As before, my understanding of the term "democracy" is not the same as Wolin's, and I would write "welfare", "fair", "just" or "civilized" where he - in Johnson's summary - writes grammatical variants of "democracy" (and I also really believe the moral terms are better than the political one).

And it seems true to me that in the US this is well expressed by a sustained and in large part by now succesful atteempt to "r
oll back the social and political ideals of the New Deal", indeed both under Bush Jr. and under Obama.

Next, we arrive at the role of the media, that I included above as, presently, for the most part the very willing executioners of the policies of corporate fascism.

One other subordinate task of managed democracy is to keep the citizenry preoccupied with peripheral and/or private conditions of human life so that they fail to focus on the widespread corruption and betrayal of the public trust. In Wolin’s words, “The point about disputes on such topics as the value of sexual abstinence, the role of religious charities in state-funded activities, the question of gay marriage, and the like, is that they are not framed to be resolved. Their political function is to divide the citizenry while obscuring class differences and diverting the voters’ attention from the social and economic concerns of the general populace.”m (Op. cit. 2/3)
What I agree is that the media have been corrupted, and for the most part, with some (partial) exceptions, such as The Guardian and The New York Times, eagerly serve the government or the corporations rather than the people or the people's real interest in a fair and open and free society, that is not controlled and surveilled by the state and its anonymous bureaucratic executioners with secret powers and practices.

What forms that precisely takes I do not know, except that three of the techniques or tactics the media currently use are: (1) to look away from - to ignore, to stonewall - any and all opposition to the government, the military, the corporations, or the accepted ways of doing and thinking: sycophantic conformism is the main moral value of many media and many journalists; (2) to ridicule, trivialize, or misrepresent anyone who may be an effective opponent; and (3) to preferably treat irrelevancies, non-issues and the doings and sayings of inane media-celebs as the core of All The News Fit For Stupefied Citizens.

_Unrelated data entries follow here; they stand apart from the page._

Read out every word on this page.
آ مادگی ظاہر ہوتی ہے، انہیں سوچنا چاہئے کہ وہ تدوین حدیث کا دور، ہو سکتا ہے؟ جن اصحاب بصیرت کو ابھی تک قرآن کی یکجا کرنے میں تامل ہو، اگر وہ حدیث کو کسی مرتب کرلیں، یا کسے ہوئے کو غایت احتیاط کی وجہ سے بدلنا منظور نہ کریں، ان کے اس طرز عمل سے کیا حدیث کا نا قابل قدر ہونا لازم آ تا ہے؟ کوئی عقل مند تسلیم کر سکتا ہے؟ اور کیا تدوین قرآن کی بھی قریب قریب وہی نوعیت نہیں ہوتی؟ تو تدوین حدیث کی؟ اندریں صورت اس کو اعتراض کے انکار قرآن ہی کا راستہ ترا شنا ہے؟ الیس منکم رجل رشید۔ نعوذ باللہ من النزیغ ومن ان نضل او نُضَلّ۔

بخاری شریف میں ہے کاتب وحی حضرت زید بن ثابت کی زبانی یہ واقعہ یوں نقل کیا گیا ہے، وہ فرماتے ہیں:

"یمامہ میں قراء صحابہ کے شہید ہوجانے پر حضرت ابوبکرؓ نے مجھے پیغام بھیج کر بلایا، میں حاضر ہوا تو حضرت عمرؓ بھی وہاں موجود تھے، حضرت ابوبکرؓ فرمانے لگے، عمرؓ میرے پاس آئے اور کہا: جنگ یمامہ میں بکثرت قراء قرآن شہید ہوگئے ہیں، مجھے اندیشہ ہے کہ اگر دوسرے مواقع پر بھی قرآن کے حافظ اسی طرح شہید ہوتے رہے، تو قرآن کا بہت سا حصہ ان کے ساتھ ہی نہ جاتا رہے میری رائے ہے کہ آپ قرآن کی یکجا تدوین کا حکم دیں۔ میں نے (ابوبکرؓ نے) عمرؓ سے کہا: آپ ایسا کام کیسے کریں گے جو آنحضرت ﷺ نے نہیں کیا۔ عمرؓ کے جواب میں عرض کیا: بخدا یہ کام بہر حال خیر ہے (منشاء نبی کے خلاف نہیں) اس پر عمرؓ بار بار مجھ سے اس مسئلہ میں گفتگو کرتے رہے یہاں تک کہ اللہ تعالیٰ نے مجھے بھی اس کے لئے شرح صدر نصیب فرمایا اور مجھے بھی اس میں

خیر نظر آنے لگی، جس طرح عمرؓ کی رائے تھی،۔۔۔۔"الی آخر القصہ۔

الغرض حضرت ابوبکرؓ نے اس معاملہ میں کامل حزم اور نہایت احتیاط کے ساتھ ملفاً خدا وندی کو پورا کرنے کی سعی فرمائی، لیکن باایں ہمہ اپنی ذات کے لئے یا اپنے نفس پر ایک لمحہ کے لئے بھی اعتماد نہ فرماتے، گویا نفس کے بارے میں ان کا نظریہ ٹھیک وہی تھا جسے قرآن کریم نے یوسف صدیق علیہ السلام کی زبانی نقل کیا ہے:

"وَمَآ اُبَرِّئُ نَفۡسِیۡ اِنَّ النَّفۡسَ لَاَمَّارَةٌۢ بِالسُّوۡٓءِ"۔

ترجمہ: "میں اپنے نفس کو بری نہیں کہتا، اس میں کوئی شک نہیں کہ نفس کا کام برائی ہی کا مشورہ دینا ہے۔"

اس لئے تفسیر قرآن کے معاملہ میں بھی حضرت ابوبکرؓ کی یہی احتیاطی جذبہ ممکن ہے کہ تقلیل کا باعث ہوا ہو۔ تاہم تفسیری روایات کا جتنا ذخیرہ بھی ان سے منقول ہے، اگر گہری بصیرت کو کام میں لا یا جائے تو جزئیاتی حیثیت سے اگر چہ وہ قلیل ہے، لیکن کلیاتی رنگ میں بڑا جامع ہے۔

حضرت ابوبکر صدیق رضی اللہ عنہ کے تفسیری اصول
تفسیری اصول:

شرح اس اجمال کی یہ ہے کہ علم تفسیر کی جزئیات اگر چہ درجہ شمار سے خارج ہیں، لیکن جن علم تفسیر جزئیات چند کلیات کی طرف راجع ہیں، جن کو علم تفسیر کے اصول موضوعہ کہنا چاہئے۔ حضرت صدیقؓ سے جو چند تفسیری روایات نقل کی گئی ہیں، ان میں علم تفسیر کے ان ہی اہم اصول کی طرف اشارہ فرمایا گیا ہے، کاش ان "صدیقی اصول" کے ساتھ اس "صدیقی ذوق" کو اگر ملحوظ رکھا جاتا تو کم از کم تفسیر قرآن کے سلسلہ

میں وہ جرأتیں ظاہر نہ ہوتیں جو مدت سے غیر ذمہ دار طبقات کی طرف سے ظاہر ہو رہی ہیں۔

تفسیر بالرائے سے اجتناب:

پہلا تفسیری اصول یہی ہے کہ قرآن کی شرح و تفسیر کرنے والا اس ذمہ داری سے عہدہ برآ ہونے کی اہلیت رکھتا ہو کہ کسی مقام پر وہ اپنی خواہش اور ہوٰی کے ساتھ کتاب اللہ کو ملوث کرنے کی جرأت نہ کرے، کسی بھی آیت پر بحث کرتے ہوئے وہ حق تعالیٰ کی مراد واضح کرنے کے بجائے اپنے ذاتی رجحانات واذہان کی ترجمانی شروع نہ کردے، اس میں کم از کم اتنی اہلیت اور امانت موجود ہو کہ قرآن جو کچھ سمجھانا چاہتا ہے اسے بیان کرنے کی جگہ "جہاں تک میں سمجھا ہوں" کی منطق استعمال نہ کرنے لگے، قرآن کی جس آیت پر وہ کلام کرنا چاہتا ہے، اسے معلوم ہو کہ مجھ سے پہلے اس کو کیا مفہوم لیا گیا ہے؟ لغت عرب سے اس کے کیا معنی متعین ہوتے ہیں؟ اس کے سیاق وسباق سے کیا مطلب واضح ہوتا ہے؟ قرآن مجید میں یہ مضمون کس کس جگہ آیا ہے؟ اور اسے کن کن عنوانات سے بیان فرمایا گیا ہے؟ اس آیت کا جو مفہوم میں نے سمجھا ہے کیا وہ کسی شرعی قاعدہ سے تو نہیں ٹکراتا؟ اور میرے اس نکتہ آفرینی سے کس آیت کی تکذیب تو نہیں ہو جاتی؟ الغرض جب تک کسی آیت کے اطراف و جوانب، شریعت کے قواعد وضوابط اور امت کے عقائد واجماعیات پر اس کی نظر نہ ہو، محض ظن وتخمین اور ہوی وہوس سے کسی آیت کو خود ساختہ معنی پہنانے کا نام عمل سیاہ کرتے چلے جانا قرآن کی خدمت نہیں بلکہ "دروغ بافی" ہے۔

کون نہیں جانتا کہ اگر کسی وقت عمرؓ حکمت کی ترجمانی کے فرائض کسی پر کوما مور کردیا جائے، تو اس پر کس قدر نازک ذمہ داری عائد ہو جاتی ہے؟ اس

A further modern media technique is this - and note the text that follows was published in May 2008, before Obama got elected, and before it had turned out that he gave the lie to many of the promises that brought him the victory in the presidential elections:

Another elite tactic of managed democracy is to bore the electorate to such an extent that it gradually fails to pay any attention to politics. Wolin perceives, “One method of assuring control is to make electioneering continuous, year-round, saturated with party propaganda, punctuated with the wisdom of kept pundits, bringing a result boring rather than energizing, the kind of civic lassitude on which managed democracy thrives.” The classic example is certainly the nominating contests of the two main American political parties during 2007 and 2008, but the dynastic “competition” between the Bush and Clinton families from 1988 to 2008 is equally relevant. It should be noted that between a half and two-thirds of qualified voters have recently failed to vote, thus making the management of the active electorate far easier. Wolin comments, “Every apathetic citizen is a silent enlistee in the cause of inverted totalitarianism.” It remains to be seen whether an Obama candidacy can reawaken these apathetic voters, but I suspect that Wolin would predict a barrage of corporate media character assassination that would end this possibility. (Op. cit. 2/3)
I will not here discuss the merits of (non-)voting in the USA, except for asking: What is there left to vote for if modern elections are basically bought by millions or billions of campaign money from corporations, and if almost all politicians are bought by lobbyists? And whatever the answers to those questions: It seems quite clear considerably more than mere voting is needed on the part of many citizens if the rising tides of corporate state power are to be tamed and ousted - voting alone will not provide a solution.
3. Chalmers Johnson on Our 'Managed Democracy' (3/3)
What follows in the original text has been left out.